Ica bergegas keluar kamar Sari, namun tetap menyisakan ponselnya di atas kasur Sari. Rupanya ia kembali membawa segelas air putih untuk Sari.
"Mending lo minum dulu deh!" Ica menyodorkan gelas ke arah Sari.
"Thanks…. Glek.. glek.. glek.." Sari meneguk habis air digelas itu.
"Kemarau neng.." cercah Ica.
"Emosi gue." Timpal Sari.
"Idih galak amat sihh…" sahut Ica.
"Tapi kata lo gue harus lebih brengsek!"
"Hahahha…. Bener.. bener.. tapi bukan ke gue juga kali."

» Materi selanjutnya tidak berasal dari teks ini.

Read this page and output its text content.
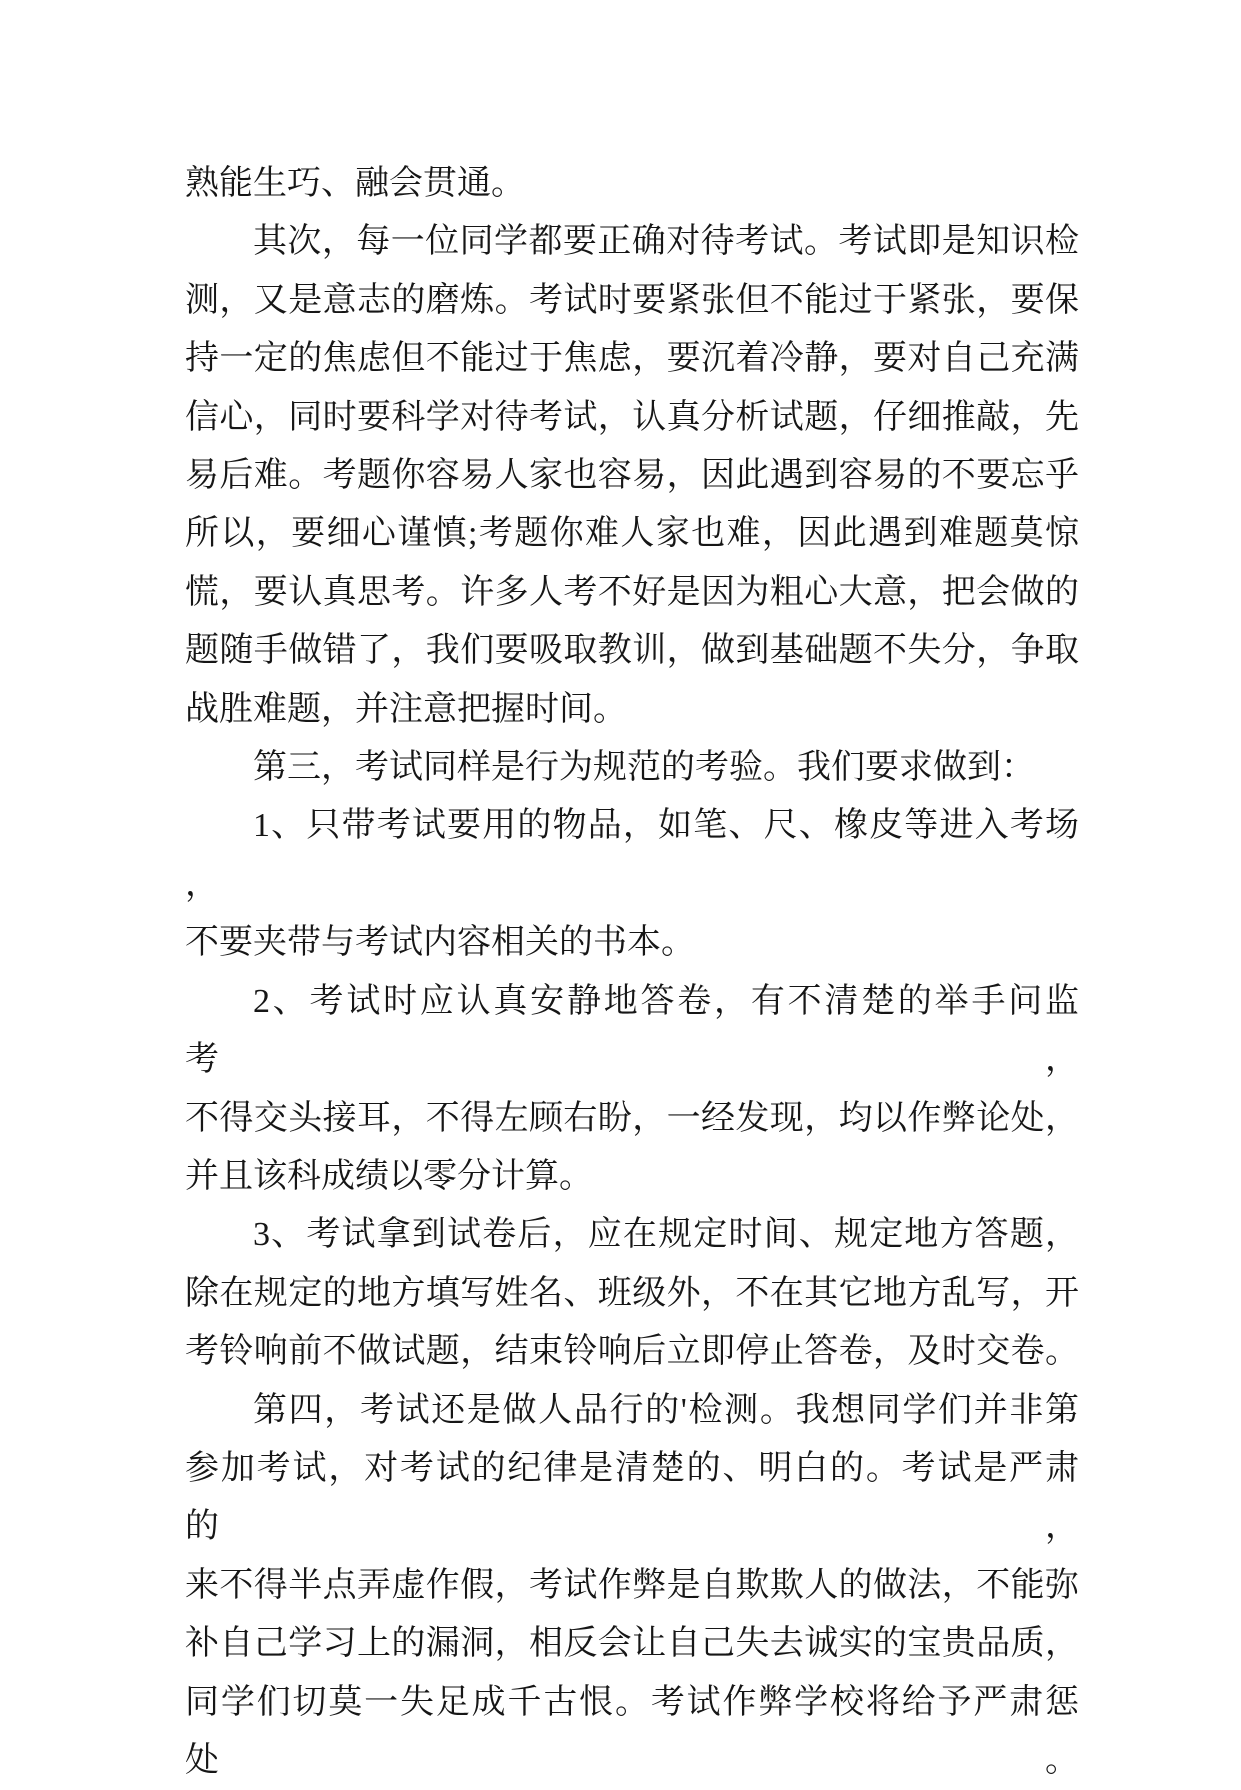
熟能生巧、融会贯通。
其次，每一位同学都要正确对待考试。考试即是知识检
测，又是意志的磨炼。考试时要紧张但不能过于紧张，要保
持一定的焦虑但不能过于焦虑，要沉着冷静，要对自己充满
信心，同时要科学对待考试，认真分析试题，仔细推敲，先
易后难。考题你容易人家也容易，因此遇到容易的不要忘乎
所以，要细心谨慎;考题你难人家也难，因此遇到难题莫惊
慌，要认真思考。许多人考不好是因为粗心大意，把会做的
题随手做错了，我们要吸取教训，做到基础题不失分，争取
战胜难题，并注意把握时间。
第三，考试同样是行为规范的考验。我们要求做到：
1、只带考试要用的物品，如笔、尺、橡皮等进入考场 ，
不要夹带与考试内容相关的书本。
2、考试时应认真安静地答卷，有不清楚的举手问监考，
不得交头接耳，不得左顾右盼，一经发现，均以作弊论处，
并且该科成绩以零分计算。
3、考试拿到试卷后，应在规定时间、规定地方答题，
除在规定的地方填写姓名、班级外，不在其它地方乱写，开
考铃响前不做试题，结束铃响后立即停止答卷，及时交卷。
第四，考试还是做人品行的'检测。我想同学们并非第
参加考试，对考试的纪律是清楚的、明白的。考试是严肃的，
来不得半点弄虚作假，考试作弊是自欺欺人的做法，不能弥
补自己学习上的漏洞，相反会让自己失去诚实的宝贵品质，
同学们切莫一失足成千古恨。考试作弊学校将给予严肃惩处。
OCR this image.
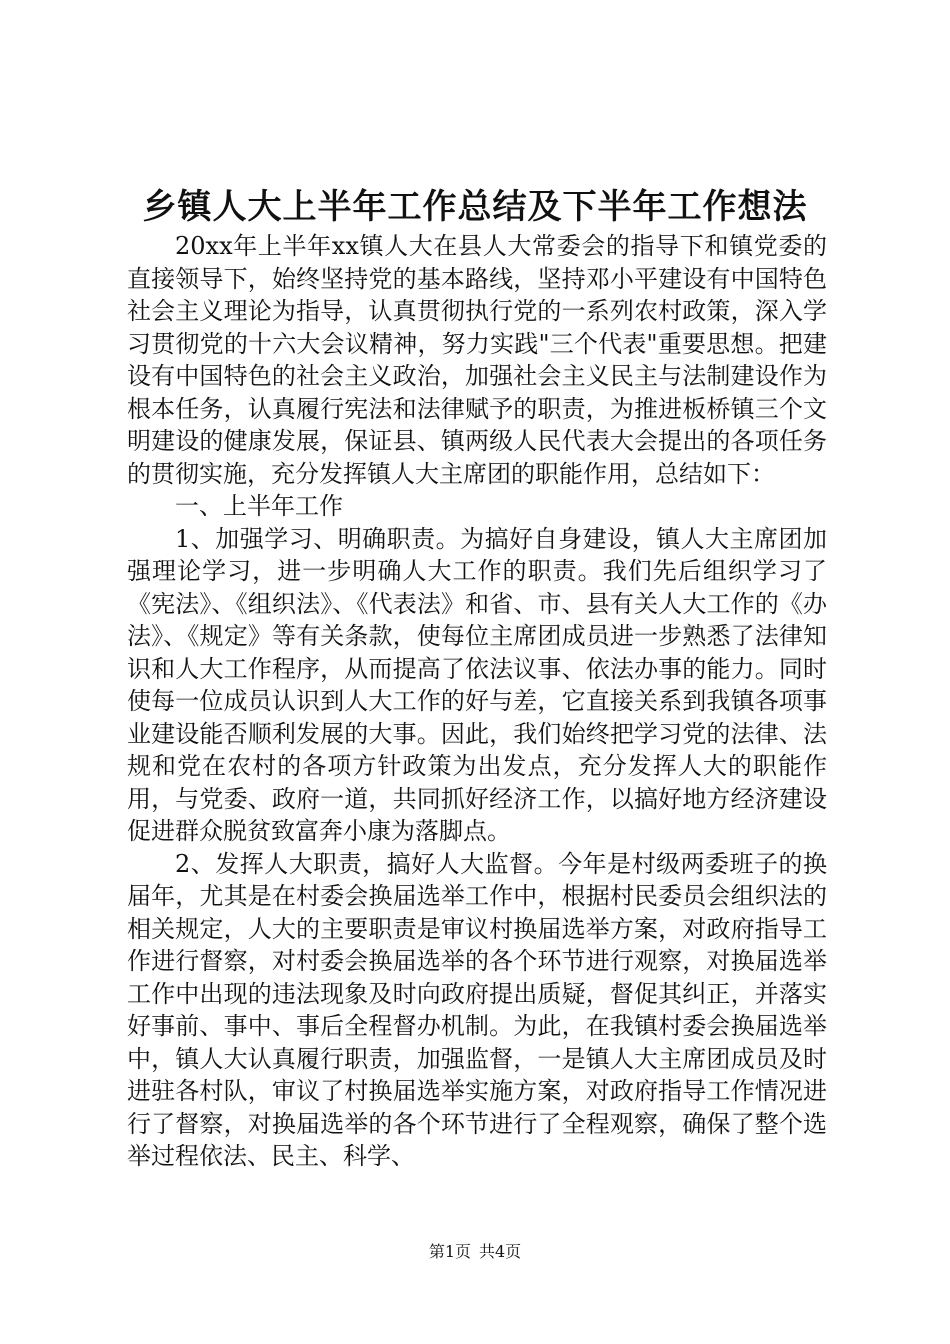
乡镇人大上半年工作总结及下半年工作想法

20xx年上半年xx镇人大在县人大常委会的指导下和镇党委的直接领导下，始终坚持党的基本路线，坚持邓小平建设有中国特色社会主义理论为指导，认真贯彻执行党的一系列农村政策，深入学习贯彻党的十六大会议精神，努力实践"三个代表"重要思想。把建设有中国特色的社会主义政治，加强社会主义民主与法制建设作为根本任务，认真履行宪法和法律赋予的职责，为推进板桥镇三个文明建设的健康发展，保证县、镇两级人民代表大会提出的各项任务的贯彻实施，充分发挥镇人大主席团的职能作用，总结如下：

一、上半年工作

1、加强学习、明确职责。为搞好自身建设，镇人大主席团加强理论学习，进一步明确人大工作的职责。我们先后组织学习了《宪法》、《组织法》、《代表法》和省、市、县有关人大工作的《办法》、《规定》等有关条款，使每位主席团成员进一步熟悉了法律知识和人大工作程序，从而提高了依法议事、依法办事的能力。同时使每一位成员认识到人大工作的好与差，它直接关系到我镇各项事业建设能否顺利发展的大事。因此，我们始终把学习党的法律、法规和党在农村的各项方针政策为出发点，充分发挥人大的职能作用，与党委、政府一道，共同抓好经济工作，以搞好地方经济建设促进群众脱贫致富奔小康为落脚点。

2、发挥人大职责，搞好人大监督。今年是村级两委班子的换届年，尤其是在村委会换届选举工作中，根据村民委员会组织法的相关规定，人大的主要职责是审议村换届选举方案，对政府指导工作进行督察，对村委会换届选举的各个环节进行观察，对换届选举工作中出现的违法现象及时向政府提出质疑，督促其纠正，并落实好事前、事中、事后全程督办机制。为此，在我镇村委会换届选举中，镇人大认真履行职责，加强监督，一是镇人大主席团成员及时进驻各村队，审议了村换届选举实施方案，对政府指导工作情况进行了督察，对换届选举的各个环节进行了全程观察，确保了整个选举过程依法、民主、科学、

第1页 共4页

"Yah.. terus ke siapa dong?"
"Ke orang yang udah nyakitin lo lah!" Bisik Ica.
"Orang yang nyakitin gue?" Seketika Sari langsung terbayang wajah Asya kakaknya Abra yang sudah membuat hubungannya dengan Abra berakhir.
"Sari… kok malah bengong," panggil Ica.
"Eh.. iya ca, sorry."
"Jadi.. lo udah tau siapa orang yang udah nyakitin hati lo?" Tanya Ica.
"~Berdansa dan menari ikuti alunan lagu semua mata pun kini hanya tertuju padaku~"
Irama nyanyian dari ponsel Ica mengurungkan niat Sari menjawab pertanyaan Ica.
'sugar daddy calling,' nama yang tertera di panggilan masuk itu.
"Halo sayang," sapa Ica mesra pada orang diseberang sana.
"Hai cantik," suara lelaki itu terdengar samar oleh Sari.
"Gue ke kamar dulu ya ri, besok kita sambung lagi soalnya ini juga penting say," Ica berlari meninggalkan Sari.
"Oke ca." Sari pun segera menutup pintu kamarnya.
'gue benci sama bu Asya, karna dia udah bikin hati gue hancur dan gue juga benci sama Abra karena dia udah bikin gue patah hati!' desis Hati Sari kesal terlintas wajah kakak beradik itu.